You can do this similarily with Flowsana but it takes longer to update
Is there any indication that this feature request is on ASANA’s development roadmap?
Looks like this has more than 50 upvotes. Any status on it?
I can’t get the video to play. Am I missing something?
Hi @Brian_Gorsky , Asana doesn’t make their roadmap public so there is no way of knowing. If there is a new update, it will get posted here.
Hi there,
is there any possibility to automatically add the project name as a prefix to each task in a newly template-generated project?
For example: Project is called “Product1” I use my template and enter the project name. Generating the task from the template every task thereafter is called “Product1 - Task1 …”

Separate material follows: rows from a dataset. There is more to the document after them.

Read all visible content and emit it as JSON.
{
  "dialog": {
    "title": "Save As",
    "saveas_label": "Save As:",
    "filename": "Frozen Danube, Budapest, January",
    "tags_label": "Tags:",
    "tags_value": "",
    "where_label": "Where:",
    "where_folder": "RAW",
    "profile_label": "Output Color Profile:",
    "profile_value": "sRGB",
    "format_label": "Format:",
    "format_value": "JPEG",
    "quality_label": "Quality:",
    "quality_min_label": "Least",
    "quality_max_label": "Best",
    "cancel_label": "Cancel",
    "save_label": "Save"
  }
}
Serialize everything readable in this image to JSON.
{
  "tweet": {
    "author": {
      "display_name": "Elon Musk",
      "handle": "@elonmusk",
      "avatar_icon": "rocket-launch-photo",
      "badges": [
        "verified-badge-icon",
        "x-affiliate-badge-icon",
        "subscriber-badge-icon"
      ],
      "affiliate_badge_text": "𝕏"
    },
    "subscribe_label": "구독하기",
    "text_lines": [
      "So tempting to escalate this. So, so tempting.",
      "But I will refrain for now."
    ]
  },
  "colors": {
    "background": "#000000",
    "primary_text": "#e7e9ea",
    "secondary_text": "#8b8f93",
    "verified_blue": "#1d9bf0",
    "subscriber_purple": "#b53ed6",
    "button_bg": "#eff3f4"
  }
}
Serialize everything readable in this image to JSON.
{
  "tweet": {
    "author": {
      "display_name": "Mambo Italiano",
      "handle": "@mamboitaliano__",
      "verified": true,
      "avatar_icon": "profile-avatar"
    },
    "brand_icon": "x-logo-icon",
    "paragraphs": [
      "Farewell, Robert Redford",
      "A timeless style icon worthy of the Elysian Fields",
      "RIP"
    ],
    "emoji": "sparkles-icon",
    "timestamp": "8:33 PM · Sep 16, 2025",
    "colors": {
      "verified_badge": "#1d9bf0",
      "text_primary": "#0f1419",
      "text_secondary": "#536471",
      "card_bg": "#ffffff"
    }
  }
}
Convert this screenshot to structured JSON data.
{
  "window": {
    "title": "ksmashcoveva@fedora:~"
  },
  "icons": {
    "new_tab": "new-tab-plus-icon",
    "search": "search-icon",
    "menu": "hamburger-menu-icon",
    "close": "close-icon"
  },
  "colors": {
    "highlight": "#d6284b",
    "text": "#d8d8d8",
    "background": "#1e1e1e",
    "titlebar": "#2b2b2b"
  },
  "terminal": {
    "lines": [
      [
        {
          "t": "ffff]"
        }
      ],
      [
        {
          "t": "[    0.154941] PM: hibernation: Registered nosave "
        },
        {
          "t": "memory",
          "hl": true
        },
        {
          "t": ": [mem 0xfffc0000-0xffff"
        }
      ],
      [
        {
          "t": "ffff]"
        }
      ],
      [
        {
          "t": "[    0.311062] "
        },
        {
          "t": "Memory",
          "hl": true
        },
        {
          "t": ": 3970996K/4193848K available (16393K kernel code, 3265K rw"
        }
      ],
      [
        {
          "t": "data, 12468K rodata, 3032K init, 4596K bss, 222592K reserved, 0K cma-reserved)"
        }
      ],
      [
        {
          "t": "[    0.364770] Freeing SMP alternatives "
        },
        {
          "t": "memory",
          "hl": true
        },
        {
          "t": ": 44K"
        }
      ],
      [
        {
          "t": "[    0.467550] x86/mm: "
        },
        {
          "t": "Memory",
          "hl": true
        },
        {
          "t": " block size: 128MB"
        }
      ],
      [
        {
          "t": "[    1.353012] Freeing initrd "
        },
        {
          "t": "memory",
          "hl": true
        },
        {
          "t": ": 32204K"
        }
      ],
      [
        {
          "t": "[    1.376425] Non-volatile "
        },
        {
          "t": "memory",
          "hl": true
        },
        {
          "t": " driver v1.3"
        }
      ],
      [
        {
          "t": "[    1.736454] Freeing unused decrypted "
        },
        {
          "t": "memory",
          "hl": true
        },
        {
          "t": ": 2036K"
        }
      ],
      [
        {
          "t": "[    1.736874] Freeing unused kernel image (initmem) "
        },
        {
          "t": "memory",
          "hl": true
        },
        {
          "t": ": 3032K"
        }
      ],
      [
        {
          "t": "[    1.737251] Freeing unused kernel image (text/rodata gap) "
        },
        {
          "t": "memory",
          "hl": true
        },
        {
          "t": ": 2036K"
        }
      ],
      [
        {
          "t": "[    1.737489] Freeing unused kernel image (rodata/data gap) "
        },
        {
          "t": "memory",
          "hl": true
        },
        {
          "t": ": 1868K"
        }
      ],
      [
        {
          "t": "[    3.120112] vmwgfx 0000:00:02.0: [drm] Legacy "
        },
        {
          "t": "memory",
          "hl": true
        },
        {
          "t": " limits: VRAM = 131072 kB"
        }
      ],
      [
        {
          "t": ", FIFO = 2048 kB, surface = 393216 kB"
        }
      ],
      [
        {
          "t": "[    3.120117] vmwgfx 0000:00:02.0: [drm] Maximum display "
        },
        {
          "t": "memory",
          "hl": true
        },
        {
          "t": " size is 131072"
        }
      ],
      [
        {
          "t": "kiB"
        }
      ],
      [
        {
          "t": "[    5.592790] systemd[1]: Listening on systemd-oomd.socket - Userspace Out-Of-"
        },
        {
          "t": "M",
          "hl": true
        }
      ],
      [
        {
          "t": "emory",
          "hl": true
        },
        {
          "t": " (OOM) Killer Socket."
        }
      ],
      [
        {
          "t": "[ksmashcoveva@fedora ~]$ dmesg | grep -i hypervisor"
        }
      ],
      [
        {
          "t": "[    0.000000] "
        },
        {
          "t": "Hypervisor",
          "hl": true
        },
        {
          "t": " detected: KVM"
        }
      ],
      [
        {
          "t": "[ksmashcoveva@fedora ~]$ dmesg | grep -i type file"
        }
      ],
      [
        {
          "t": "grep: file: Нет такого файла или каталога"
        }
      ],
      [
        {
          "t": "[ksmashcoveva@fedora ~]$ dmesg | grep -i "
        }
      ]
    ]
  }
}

Thanks for your answers in advance
Greetings Martin
@Simon_Logé Can you share this video with me? I cannot play it from the thread. If you can’t can you please send me the basic steps to set this up in Zapier?
Each of our projects is associated with a project number, and we currently add this project number to each project task name manually. Its a chore, but worth it.
If the ID field could be the catalyst for populating a task name prefix it would save time.
In Wrike, when you set up a project from a template, or duplicate a project, you can add a prefix to the tasks - would be great if Asana had this too (my team members are not all willing to add the flowsana integration)
Just to be clear, only one person on your team needs to sign up for Flowsana and create a rule. That rule then gets triggered when any team member does the relevant trigger in Asana; there’s no need for other team members to even know what Flowsana is!
Any updates on this? Without this feature the board view is useless for anybody working on multiple projects. The list view does let you view the project for each task, but for anybody with 20+ tasks you cannot drag tasks from one category to another without scrolling super far down so that makes the list view kind of useless to.
+1 for this - adding “project name” to the list of variables you can use when creating rules, task templates, etc would solve this problem. The issue we have is the same as many others here, it’s impossible to tell what project a task is for on timeline/calendar views, preventing Asana from being a useful tool to view day-to-day scheduling and capacity for a team.
This is a default feature for some of your competitors. A bit disappointed to find this missing in Asana and all the hassles above to get Asana to even look into this, to be honest.